6.28.2010

And now . . . Small Works (re)introduces a BIG WORD. . . . Because it's summer re-runs, remember?

It's Monday, so it must be time to hit the books, or the work table, or whatever Monday means for you. For me, it means laundry and groceries as well as kicking off a new week at Small Works . . . and . . . ahem . . . of course work.  So in the interest of fitting it all in, here's a re-run from a year or so ago that is one of my favorites:

Small Works introduces a BIG WORD.

That's right, school may be out but it's time to sharpen your pencils, because it's Small Works Vocabulary Day!

One of my favorite garage sale prizes ever is a tan leatherette tome of tremendous heft, "The Complete & Unabridged Little & Ives Webster Dictionary and Home Reference Library," copyright 1957.

I keep it on the bookshelf in my bedroom, mostly because -- with its faux-tooled leather and black and red accents -- it looks really cool there with my western stuff.

But also, of course, because I occasionally think big thoughts and it's handy to be able to look something up in such an authoritative volume when I need to.

Today's word, brought to us by "The Complete & Unabridged Little & Ives Webster Dictionary and Home Reference Library" is:

mythopoeic
adj. fr. Gk muthopoi (os) 'myth making',
{muthos, see myth} & {poiein, see poet.}

Creating, tending to produce, myths:
mythopoeic faculty.


(There's also a variation, mythopoetic, but I find that one to be less impressive because it's more readily pronounceable. And what's the point of learning new words if you can't use them to impress your friends and neighbors?)

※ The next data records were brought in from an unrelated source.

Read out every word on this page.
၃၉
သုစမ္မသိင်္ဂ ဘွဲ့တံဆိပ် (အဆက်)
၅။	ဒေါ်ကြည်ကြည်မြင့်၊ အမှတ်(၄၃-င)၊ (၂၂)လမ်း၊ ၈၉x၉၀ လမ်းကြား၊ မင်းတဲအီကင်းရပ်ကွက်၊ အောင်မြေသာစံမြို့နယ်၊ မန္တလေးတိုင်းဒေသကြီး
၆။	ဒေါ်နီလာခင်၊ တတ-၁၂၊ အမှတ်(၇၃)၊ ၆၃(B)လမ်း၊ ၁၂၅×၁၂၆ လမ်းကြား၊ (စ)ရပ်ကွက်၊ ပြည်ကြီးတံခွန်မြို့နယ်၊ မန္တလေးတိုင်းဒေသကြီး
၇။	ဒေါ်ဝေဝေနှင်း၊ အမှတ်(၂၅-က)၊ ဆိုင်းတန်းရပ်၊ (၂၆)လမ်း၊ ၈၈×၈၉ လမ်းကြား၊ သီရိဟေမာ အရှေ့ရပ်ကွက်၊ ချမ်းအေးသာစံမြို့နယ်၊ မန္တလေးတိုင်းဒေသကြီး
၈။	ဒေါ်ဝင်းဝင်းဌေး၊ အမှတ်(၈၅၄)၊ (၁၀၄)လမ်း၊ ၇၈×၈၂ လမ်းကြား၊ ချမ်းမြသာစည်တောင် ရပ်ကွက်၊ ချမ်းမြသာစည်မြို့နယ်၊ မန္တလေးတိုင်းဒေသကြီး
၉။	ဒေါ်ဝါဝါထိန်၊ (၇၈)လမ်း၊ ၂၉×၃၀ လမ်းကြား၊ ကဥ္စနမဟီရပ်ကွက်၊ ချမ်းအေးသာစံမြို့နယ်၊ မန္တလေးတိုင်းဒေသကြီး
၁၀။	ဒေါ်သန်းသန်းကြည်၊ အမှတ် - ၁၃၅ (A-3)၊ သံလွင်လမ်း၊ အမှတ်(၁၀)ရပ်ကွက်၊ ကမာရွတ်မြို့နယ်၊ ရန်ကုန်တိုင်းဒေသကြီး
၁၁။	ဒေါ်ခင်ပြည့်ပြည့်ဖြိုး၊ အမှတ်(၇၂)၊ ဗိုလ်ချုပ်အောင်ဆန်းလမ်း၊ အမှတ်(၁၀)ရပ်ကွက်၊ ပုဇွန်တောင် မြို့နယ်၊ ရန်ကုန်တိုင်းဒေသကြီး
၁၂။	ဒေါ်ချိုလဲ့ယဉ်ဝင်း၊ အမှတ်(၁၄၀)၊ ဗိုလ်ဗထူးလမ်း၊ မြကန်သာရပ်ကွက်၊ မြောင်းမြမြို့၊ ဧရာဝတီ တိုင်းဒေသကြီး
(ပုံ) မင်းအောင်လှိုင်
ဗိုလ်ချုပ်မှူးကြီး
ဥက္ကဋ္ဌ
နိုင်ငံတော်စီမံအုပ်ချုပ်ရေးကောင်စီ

I stumbled upon this word while I was actually looking up the word



And I came to be looking up that word because I was standing in the kitchen baking my ubiquitous cupcakes, wracking my brain about a prickly embroidery/sewing glitch on a piece while simultaneously playing with some tricky wording for a blog sentence, when I was stuck by a sudden remembrance of my grandmothers.

One of my grandmothers was
a newspaper columnist and an embroiderer.

The other was a quilter and a cook.

And Aunt Lillie (3rd grandmother) was a creative,
slightly eccentric seller of goods.








And there I am in a nutshell.


I had to laugh at my own shock from the blinding flash of the obvious . . . that lightning bolt of connectedness to these figures that loom so large in my past and in my heart.




The gods that created me.


Hannah and I were walking the other day and I was reminiscing randomly about the fact that in the enormous and extraordinary house of my childhood (there have been many previous references but still no post, for which I apologize) we had rugs made from wig hair.

Rugs which we "groomed" by raking them with long-handled wooden rakes with sharp nails embedded in the ends.

(It sounds too fantastic to be true even as I type it. Here I'll offer, by way of very brief explanation, that my dad was basically the father of the modern synthetic wig. That's how I came to be born in Massachusetts. Think textile mills.)

And Hannah, trying to wrap her mind around the idea of a vast stretch of wig hair spanning the living room of that mythically-proportioned house, said,
"Weird. Mom, you really need to write a book."

And someone should.

But how would I remember everything?
(I often can't remember the end of the book I read last week.)

And would my memories be true?

And most importantly, would truth matter?
 
Because in the world of myth and poetry, 
the creation of the story to explain it all 
and the beauty of the telling are the art and the truth.

It's not about facts.

And my mythopoeic faculty
is almost certainly well-developed.


In her Introduction to Classical Mythology, Edith Hamilton explains:

"The myths as we have them are the creation of great poets . . . the tales of Greek mythology do not throw any clear light upon what early mankind was like."




But they have enlightened and informed so much that has come since, artistically and philosophically.

With the coming of Greek myth, the world became humanized, the universe rational.

And so in that funny, small kitchen moment I organized (and understood) my own world a little better --



I had an uncertain childhood, in many ways. A mother who was often ill, during a time when little explanation of such things was offered to children.


One recent evening (while I was half-listening to the TV) Dr. House snarked, "Only a mother could do that much damage."

And I stopped to write it down, partly out of fear (because I am one) and partly out of understanding
(because of the years I didn't have one).

But my grandmothers were omnipresent.


And although they're gone, they are never far away --
inextricably woven into my thoughts, actions, beliefs and emotions.

Who created them?
Or have I?

So I stitch. And I write. And I bake.

Every day constructing the poetry to explain it all,
always searching for just the right words.

William Butler Yeats wrote:

I made my song a coat
Covered with embroideries
Out of old mythologies
From heel to throat . . .

I believe I'm working on a similar coat.